I brake for nurseries

I’ve never been much for impulse — if I want to be spontaneous, I plan ahead. For instance, I’ve always been able to stand patiently at the checkout counter while the guy in front of me tries to shove 37 things through the “10 items or less” line, all the while staring at all those dumb little $4.99 items (pepper spray shrink-wrapped with a whistle, multi-colored rabbit’s feet, combination flashlight and bottle-opener, etc.) without the slightest temptation. I’ve always lived a tranquil and disciplined life and rarely shopped without a list, until last week, that is.

I purchased my first car with anti-lock brakes recently and the technology came in handy on my way home from work on Friday, when, at a reasonable 49 mph and while listening to a sensible NPR broadcast about our current economic misery, I glanced to my right as I passed a local plant nursery and without any thought at all (not a single neuron fired) or the use of my turn signal, I yanked the car harshly to the right onto the sandy shoulder and slammed on the brakes — which chattered wildly and obediently, as they are designed to, but which also scared me a little.

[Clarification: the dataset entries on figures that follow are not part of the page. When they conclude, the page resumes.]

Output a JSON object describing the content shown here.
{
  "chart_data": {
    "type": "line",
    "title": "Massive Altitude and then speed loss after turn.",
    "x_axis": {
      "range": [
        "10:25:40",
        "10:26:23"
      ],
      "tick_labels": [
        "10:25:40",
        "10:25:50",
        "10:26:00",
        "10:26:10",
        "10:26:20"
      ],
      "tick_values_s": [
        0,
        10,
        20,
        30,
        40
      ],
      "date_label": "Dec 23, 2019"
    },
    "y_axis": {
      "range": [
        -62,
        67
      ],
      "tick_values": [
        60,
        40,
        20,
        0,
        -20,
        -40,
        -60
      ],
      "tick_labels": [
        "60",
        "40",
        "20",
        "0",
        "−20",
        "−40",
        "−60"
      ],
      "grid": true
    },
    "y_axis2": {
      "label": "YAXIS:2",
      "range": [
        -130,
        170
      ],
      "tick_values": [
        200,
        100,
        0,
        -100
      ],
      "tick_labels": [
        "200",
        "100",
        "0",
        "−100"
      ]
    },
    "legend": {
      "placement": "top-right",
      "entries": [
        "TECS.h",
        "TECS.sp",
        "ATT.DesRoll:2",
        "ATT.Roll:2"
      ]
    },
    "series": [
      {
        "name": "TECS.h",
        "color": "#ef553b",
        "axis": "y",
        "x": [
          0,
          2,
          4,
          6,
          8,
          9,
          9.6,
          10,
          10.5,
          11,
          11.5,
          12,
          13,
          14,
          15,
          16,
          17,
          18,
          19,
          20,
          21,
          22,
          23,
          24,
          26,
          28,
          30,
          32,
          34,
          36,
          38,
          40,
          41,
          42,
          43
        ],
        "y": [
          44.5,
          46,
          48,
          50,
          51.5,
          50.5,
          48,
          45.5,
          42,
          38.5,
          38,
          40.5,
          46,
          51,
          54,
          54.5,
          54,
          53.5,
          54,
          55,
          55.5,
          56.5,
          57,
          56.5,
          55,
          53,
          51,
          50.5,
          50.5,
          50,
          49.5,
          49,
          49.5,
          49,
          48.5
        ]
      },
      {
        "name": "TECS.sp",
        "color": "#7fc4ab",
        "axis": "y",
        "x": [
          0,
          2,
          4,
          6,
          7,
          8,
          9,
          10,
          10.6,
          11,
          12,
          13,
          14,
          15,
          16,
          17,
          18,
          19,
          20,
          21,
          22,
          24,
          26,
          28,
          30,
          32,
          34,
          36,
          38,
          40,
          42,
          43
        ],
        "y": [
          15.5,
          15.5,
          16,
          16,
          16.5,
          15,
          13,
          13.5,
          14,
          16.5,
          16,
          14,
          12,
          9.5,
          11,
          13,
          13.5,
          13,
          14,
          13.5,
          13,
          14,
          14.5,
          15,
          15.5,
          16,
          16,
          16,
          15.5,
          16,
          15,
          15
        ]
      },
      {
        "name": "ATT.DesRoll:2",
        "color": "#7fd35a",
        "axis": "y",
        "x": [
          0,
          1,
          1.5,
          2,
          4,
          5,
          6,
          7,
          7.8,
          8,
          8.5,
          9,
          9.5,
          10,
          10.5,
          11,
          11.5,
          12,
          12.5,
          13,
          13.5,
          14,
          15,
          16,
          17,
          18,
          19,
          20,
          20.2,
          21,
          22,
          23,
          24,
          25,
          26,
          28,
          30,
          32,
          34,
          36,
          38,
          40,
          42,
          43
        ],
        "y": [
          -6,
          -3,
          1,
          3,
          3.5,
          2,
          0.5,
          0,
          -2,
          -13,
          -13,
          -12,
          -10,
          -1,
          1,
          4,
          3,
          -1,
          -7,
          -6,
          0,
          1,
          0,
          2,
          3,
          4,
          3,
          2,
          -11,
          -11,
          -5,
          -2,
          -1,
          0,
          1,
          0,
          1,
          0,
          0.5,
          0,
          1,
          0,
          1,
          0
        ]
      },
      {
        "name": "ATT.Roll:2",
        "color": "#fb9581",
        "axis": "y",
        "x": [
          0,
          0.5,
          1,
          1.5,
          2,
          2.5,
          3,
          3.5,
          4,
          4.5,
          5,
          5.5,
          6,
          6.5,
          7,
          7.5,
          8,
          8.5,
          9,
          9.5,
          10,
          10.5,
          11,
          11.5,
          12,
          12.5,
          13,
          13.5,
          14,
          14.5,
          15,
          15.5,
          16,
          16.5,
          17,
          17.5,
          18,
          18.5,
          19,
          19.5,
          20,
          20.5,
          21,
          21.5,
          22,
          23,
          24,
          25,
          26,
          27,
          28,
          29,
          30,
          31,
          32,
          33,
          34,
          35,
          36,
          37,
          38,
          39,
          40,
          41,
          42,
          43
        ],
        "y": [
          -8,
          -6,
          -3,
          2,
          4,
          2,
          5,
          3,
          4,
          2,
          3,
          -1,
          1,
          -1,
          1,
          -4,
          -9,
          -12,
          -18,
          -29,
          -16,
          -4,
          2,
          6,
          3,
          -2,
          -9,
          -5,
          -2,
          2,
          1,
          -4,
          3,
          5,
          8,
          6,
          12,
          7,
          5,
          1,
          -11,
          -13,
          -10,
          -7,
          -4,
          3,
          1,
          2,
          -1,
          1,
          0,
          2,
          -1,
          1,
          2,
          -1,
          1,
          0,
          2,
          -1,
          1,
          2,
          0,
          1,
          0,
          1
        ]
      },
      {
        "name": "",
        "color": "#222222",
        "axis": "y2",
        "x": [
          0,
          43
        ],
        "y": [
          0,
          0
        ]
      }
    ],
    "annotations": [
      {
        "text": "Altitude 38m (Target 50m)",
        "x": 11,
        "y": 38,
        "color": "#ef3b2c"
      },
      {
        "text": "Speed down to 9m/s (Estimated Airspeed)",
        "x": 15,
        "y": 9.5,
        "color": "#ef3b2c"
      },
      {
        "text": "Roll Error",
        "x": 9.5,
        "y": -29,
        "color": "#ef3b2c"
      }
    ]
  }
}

I jumped out of the car, walked briskly into the nursery, found a man with a logo on his shirt and dirt under his fingernails, and said “I need a weeping willow tree,” with the same urgency, intonation, and high-pitched squeal you might use to announce that you have pockets full of fire ants. Sensing my determination, focus, and obviously tight schedule, the man led me at full stride to a row of willow trees with their feet wrapped neatly in burlap, pointed to the one with the fullest crown, and said, “Pull your car in here and we’ll shove her in the back.” Less than five minutes later, with foliage willowing out of the car’s every orifice, including the driver’s window, and a yellow cash register receipt clutched between my teeth, I jerked my new car back out onto the road and, spewing sand into the underbrush, sped toward home.

I picked my wife up at work, and said, “I just bought us a tree” rather breathlessly, and when we got to the house she stood on the back porch and pointed while I walked around the backyard, lugging said tree, trying out different spots. As usual, we agreed quickly and then, while she went into the house to get out of the weather (it was raining lightly by now, of course) I ran back and forth to the garage to get tools and a bag of compost and other tree-planting stuff.

Wearing my rubber boots I soon had a muddy hole opened up (“Weeping willows like wet feet,” the man had said, so we’d picked a soggy spot), and in went the tree (according to instructions). Tools away, boots off, and back in the house, I stood by the back window all excited. “Look, we have a tree!” I said. My wife nodded her head and squinted her eyes a little, as if to say, yes, dear, we live in Maine, we have many trees. “I think he’s Irish, let’s call him, Will O’Tree,” I suggested, jumping up and down a little. “And look, he’s growing already! I mean, there are actual cells dividing right now!” Then my dear wife smiled at me and held my face in her hands. “You’re so weird,” she said.

The funny part of this little story is that it isn’t manic or spontaneous at all — I’d intended on plugging a weeping willow tree into the back yard since 1999, but up until last Friday I’d never had a car with good enough brakes.